Makedonya’da tek diplomalı saatçi olan Üsküp Çarşısı esnafı Selim Arslan, dükkansız kaldığı dönemde, diplomanın iş bulma konusunda yardımcı olduğunu ifade etti. Çırak, kalfa – usta ilişkileriyle ilgili de açıklamalarda bulunan Arslan, “Kalfa eğer benden daha iyi olursa o zaman kendimle gönül rahatlığıyla gurur duyabilirim. 10 – 15 çıraktan sadece 2,3 kişi meslekte devam etti” şeklinde konuştu. Teknolojinin mesleği olumsuz anlamda etkilemediğini söyleyen saatçi Selim Arslan, “Teknoloji bizim zanaatimizi hiç etkilemedi. Artık daha rahat çalışıyoruz. İstek ile çalışıyor, sürekli keşfetmeye çalışıyorum. İstek varsa ve biraz da saatten anlıyorsan bilgisayardan bakıp tamir edebiliyorsun” ifadelerini kullandı.
Saatçilik ile teknik bilgiler de veren Selim Arslan, “Bugün teknolojiyle yapılan saatlerde zanaatçilik yok. Eski dönemden kalan saatler paha biçilemez. Mekanik saat dediğimiz bu eski saatler çarktan ve yaydan oluşuyor. Çarklar birbirine özel dişlerle bağlanmış. Maşa da onu çeviriyor ve bu şekilde çalışıyor. İlk başlarda nasıl çalıştığına aklım ermiyordu ama daha sonra alışıyorsunuz. Şu anda tekrar mekanik saatlere geri dönüş var. Çünkü elektirkli saatlerden çok dayanıklı” açıklamalarında bulundu.

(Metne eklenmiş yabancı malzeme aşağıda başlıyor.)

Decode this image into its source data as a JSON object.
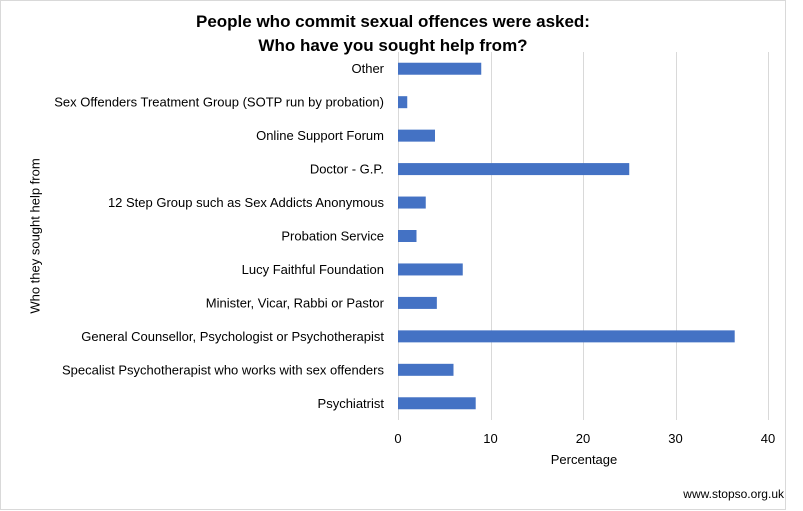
{
  "chart_data": {
    "type": "bar",
    "orientation": "horizontal",
    "title_lines": [
      "People who commit sexual offences were asked:",
      "Who have you sought help from?"
    ],
    "xlabel": "Percentage",
    "ylabel": "Who they sought help from",
    "xlim": [
      0,
      40
    ],
    "xticks": [
      0,
      10,
      20,
      30,
      40
    ],
    "grid": "vertical",
    "legend": "none",
    "bar_color": "#4472c4",
    "categories": [
      "Other",
      "Sex Offenders Treatment Group (SOTP run by probation)",
      "Online Support Forum",
      "Doctor - G.P.",
      "12 Step Group such as Sex Addicts Anonymous",
      "Probation Service",
      "Lucy Faithful Foundation",
      "Minister, Vicar, Rabbi or Pastor",
      "General Counsellor, Psychologist or Psychotherapist",
      "Specalist Psychotherapist who works with sex offenders",
      "Psychiatrist"
    ],
    "values": [
      9,
      1,
      4,
      25,
      3,
      2,
      7,
      4.2,
      36.4,
      6,
      8.4
    ]
  },
  "footer": {
    "source": "www.stopso.org.uk"
  }
}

Yunus Emre Enstitüsü tarafından, zanatçı Selim Arslan’a sürpriz olarak sanatçı oğulları Mert ve Bertan Arslan tarafından çekilen bir video izletildi. Programın sonunda Yunus Emre Enstitüsü tarafından zanatçı Selim Arslan’a teşekkür belgesi takdim edildi.